L'UI exige la démission du ministre de la protection sociale pour avoir lié la réception des mineurs d'immigrants avec Torre Pacheco
Toledo 14 juil (Europa Press) –
Le quitté Unida Castilla-La Mancha a demandé ce vendredi la démission du ministre de la Faire du bien-être social du gouvernement régional, Bárbara García Torijano, pour avoir justifié son refus d'accueillir plus de migrants en fonction du « risque de génération de tension sociale », mentionnant les altercations de Torre Pacheco (Murcia).
Dans un communiqué de presse, la formation de gauche a également critiqué d'autres mots de Garcia, qui a affirmé cette semaine que si la réception des mineurs migrants n'est pas gérée, il existe un risque de produire un « bouillon de culture de xénophobie ».
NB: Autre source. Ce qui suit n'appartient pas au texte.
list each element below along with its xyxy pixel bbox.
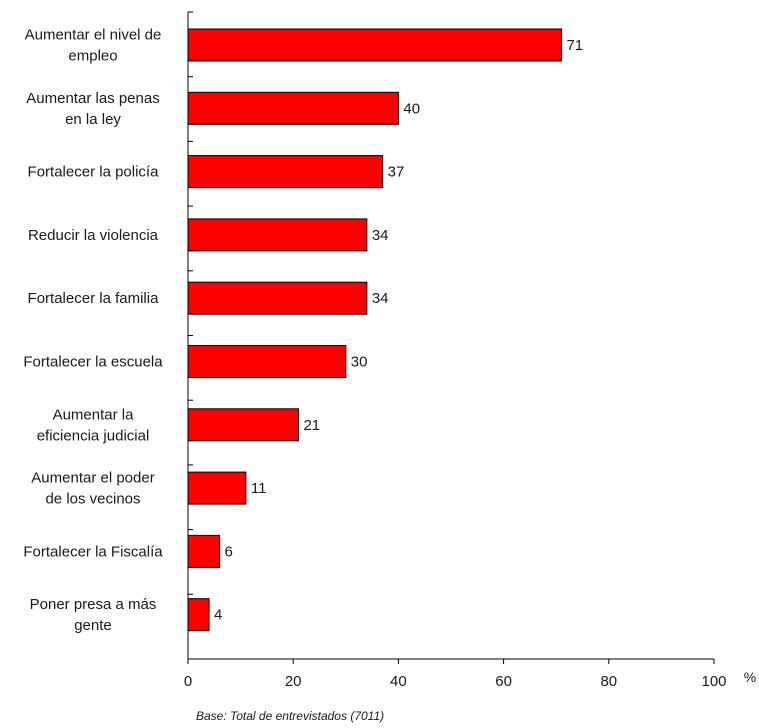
bar: [187, 218, 368, 252]
category-label: Aumentar las penas: [26, 90, 159, 107]
bar: [187, 28, 562, 62]
bar: [187, 471, 247, 505]
bar: [187, 281, 368, 315]
category-label: gente: [74, 617, 112, 634]
x-tick-label: 40: [390, 673, 407, 690]
bar: [187, 598, 210, 632]
bar: [187, 408, 299, 442]
data-label: 37: [388, 164, 405, 181]
category-label: Fortalecer la Fiscalía: [23, 543, 163, 560]
bar: [187, 91, 399, 125]
category-label: Poner presa a más: [30, 596, 157, 613]
x-tick-label: 80: [600, 673, 617, 690]
category-label: Fortalecer la escuela: [23, 354, 163, 371]
data-label: 34: [372, 290, 389, 307]
category-label: Aumentar el poder: [31, 470, 154, 487]
data-label: 34: [372, 227, 389, 244]
data-label: 21: [303, 417, 320, 434]
x-tick-label: 0: [184, 673, 192, 690]
x-tick-label: 100: [701, 673, 726, 690]
category-label: en la ley: [65, 111, 121, 128]
category-label: empleo: [68, 48, 117, 65]
data-label: 40: [403, 100, 420, 117]
x-unit-label: %: [744, 669, 756, 685]
x-tick-label: 60: [495, 673, 512, 690]
data-label: 6: [225, 543, 233, 560]
footnote: Base: Total de entrevistados (7011): [196, 709, 384, 723]
category-label: Fortalecer la policía: [28, 164, 160, 181]
category-label: Reducir la violencia: [28, 227, 159, 244]
data-label: 4: [214, 607, 222, 624]
category-label: Aumentar la: [53, 406, 135, 423]
x-tick-label: 20: [285, 673, 302, 690]
category-label: Aumentar el nivel de: [25, 27, 162, 44]
category-label: Fortalecer la familia: [28, 290, 160, 307]
category-label: eficiencia judicial: [37, 427, 150, 444]
data-label: 11: [251, 480, 267, 497]
bar: [187, 534, 221, 568]
bar: [187, 155, 384, 189]
data-label: 71: [566, 37, 583, 54]
bar: [187, 345, 347, 378]
category-label: de los vecinos: [45, 491, 140, 508]
data-label: 30: [351, 354, 368, 371]
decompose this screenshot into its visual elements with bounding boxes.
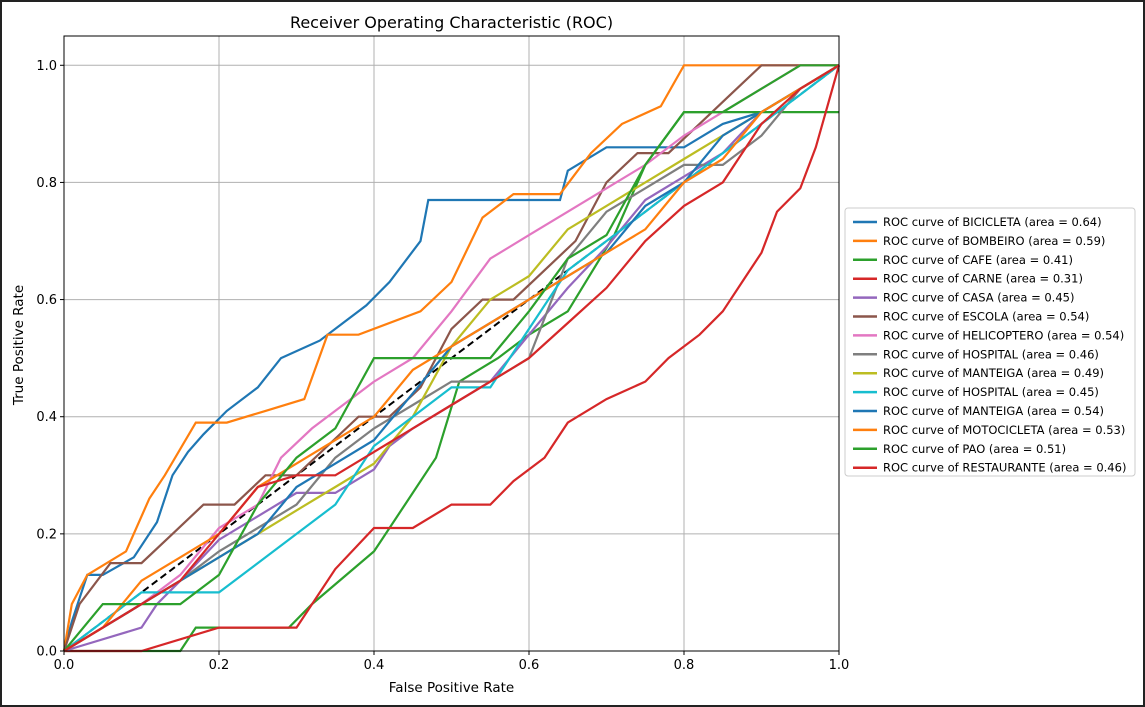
- grid: [63, 36, 840, 652]
- legend-entry-label: ROC curve of CAFE (area = 0.41): [883, 253, 1073, 267]
- series-line-7: [63, 64, 840, 652]
- y-axis-label: True Positive Rate: [11, 285, 27, 406]
- series-line-1: [62, 64, 839, 652]
- x-tick-label: 0.0: [54, 658, 75, 673]
- legend-entry-label: ROC curve of HELICOPTERO (area = 0.54): [883, 328, 1124, 342]
- y-tick-label: 0.2: [36, 527, 57, 542]
- legend: ROC curve of BICICLETA (area = 0.64) ROC …: [844, 207, 1136, 477]
- y-tick-label: 0.0: [36, 645, 57, 660]
- y-tick-label: 1.0: [36, 59, 57, 74]
- legend-entry-label: ROC curve of CARNE (area = 0.31): [883, 272, 1083, 286]
- chart-title: Receiver Operating Characteristic (ROC): [290, 13, 613, 32]
- x-tick-label: 0.6: [519, 658, 540, 673]
- series-line-13: [63, 64, 840, 652]
- legend-entry-label: ROC curve of HOSPITAL (area = 0.45): [883, 385, 1099, 399]
- x-ticks: 0.0 0.2 0.4 0.6 0.8 1.0: [54, 651, 850, 673]
- series-line-6: [63, 64, 839, 652]
- plot-area-border: [63, 35, 840, 652]
- series-line-0: [62, 64, 840, 652]
- legend-entry-label: ROC curve of RESTAURANTE (area = 0.46): [883, 461, 1126, 475]
- x-tick-label: 1.0: [829, 658, 850, 673]
- series-line-12: [63, 64, 839, 652]
- y-tick-label: 0.6: [36, 293, 57, 308]
- series-line-11: [63, 64, 840, 652]
- legend-entry-label: ROC curve of MOTOCICLETA (area = 0.53): [883, 423, 1125, 437]
- legend-entry-label: ROC curve of BOMBEIRO (area = 0.59): [883, 234, 1105, 248]
- series-line-3: [64, 65, 841, 653]
- x-axis-label: False Positive Rate: [389, 680, 514, 696]
- series-line-9: [63, 64, 840, 652]
- legend-entry-label: ROC curve of PAO (area = 0.51): [883, 442, 1066, 456]
- legend-entry-label: ROC curve of MANTEIGA (area = 0.49): [883, 366, 1104, 380]
- legend-entry-label: ROC curve of BICICLETA (area = 0.64): [883, 215, 1102, 229]
- y-ticks: 0.0 0.2 0.4 0.6 0.8 1.0: [36, 59, 64, 660]
- legend-entry-label: ROC curve of ESCOLA (area = 0.54): [883, 310, 1089, 324]
- legend-entry-label: ROC curve of HOSPITAL (area = 0.46): [883, 347, 1099, 361]
- x-tick-label: 0.8: [674, 658, 695, 673]
- legend-entry-label: ROC curve of CASA (area = 0.45): [883, 291, 1074, 305]
- y-tick-label: 0.4: [36, 410, 57, 425]
- x-tick-label: 0.2: [209, 658, 230, 673]
- legend-box: [844, 207, 1136, 477]
- y-tick-label: 0.8: [36, 176, 57, 191]
- legend-entry-label: ROC curve of MANTEIGA (area = 0.54): [883, 404, 1104, 418]
- x-tick-label: 0.4: [364, 658, 385, 673]
- series-lines: [62, 64, 841, 653]
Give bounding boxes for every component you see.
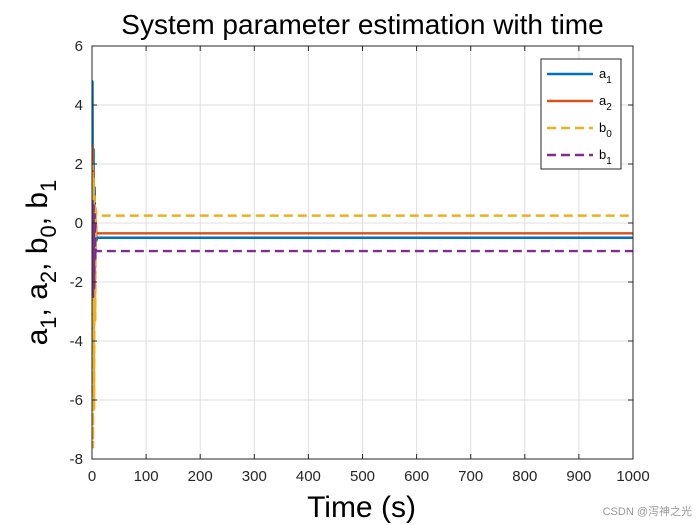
legend-label-main: a [599, 66, 607, 81]
axis-ticks: 0 100 200 300 400 500 600 700 800 900 1000-8-6-4-2… [70, 38, 650, 485]
y-tick-label: 0 [75, 215, 83, 232]
x-tick-label: 100 [134, 468, 159, 485]
y-label-subscript: 2 [36, 271, 61, 283]
x-tick-label: 400 [296, 468, 321, 485]
y-tick-label: 6 [75, 38, 83, 55]
legend-label-main: b [599, 147, 606, 162]
y-tick-label: -8 [70, 451, 83, 468]
y-tick-label: 2 [75, 156, 83, 173]
legend-label-b1: b1 [599, 147, 612, 167]
series-line-b0 [92, 162, 633, 449]
legend-label-subscript: 1 [606, 156, 612, 167]
legend-box [540, 58, 622, 170]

IU accuse le PSOE de Castilla-La Mancha de « instrumentaliser les chasses fascistes, encouragées par des éléments de l'extrême droite et de Vox, à justifier sa lutte avec le gouvernement central en relation avec la distribution de solidarité des mineurs migrants par les communautés proposées par le ministère des jeunes et des enfants, dirigée par Sira Rego. »
De l'avis du coordinateur régional, Pedro Mellado, les mots du conseiller sont « répréhensibles parce que les événements malheureux de Torre Pacheco ne sont pas liés à la réception des mineurs ».
« Ceux qui génèrent des tensions sociales sont les nazis et les fascistes qui sont venus à Manada à Murcia pour semer la terreur face à une altercation violente qui a déjà été poursuivie judiciaire grâce aux forces de sécurité et aux corps de l'État. Les migrants, qu'ils soient ou non, ne sont pas ceux qui ont généré cette vague de violence libre. »
Le coordinateur de l'IU a ajouté que « la page PSOE décide d'instrumenter les actes de violence à Torre Pacheco pour les utiliser de munitions contre le gouvernement, comme le font PP et Vox.
À son avis, la responsabilité des partis démocrates en ce moment est de parler avec la vérité et de combattre le discours de haine contre les minorités en Espagne: « Quelle page éviterait de faire pour trouver leurs propres objectifs électoraux dans la région ».
Cela dit, il a affirmé que le taux de criminalité en Espagne contre les gens est resté pratiquement stable pendant 20 ans, tandis que la population migrante dans le pays a doublé, selon les données de l'Institut national des statistiques, qui souligne une déconnexion entre les données sur la criminalité et la population migrante en Espagne.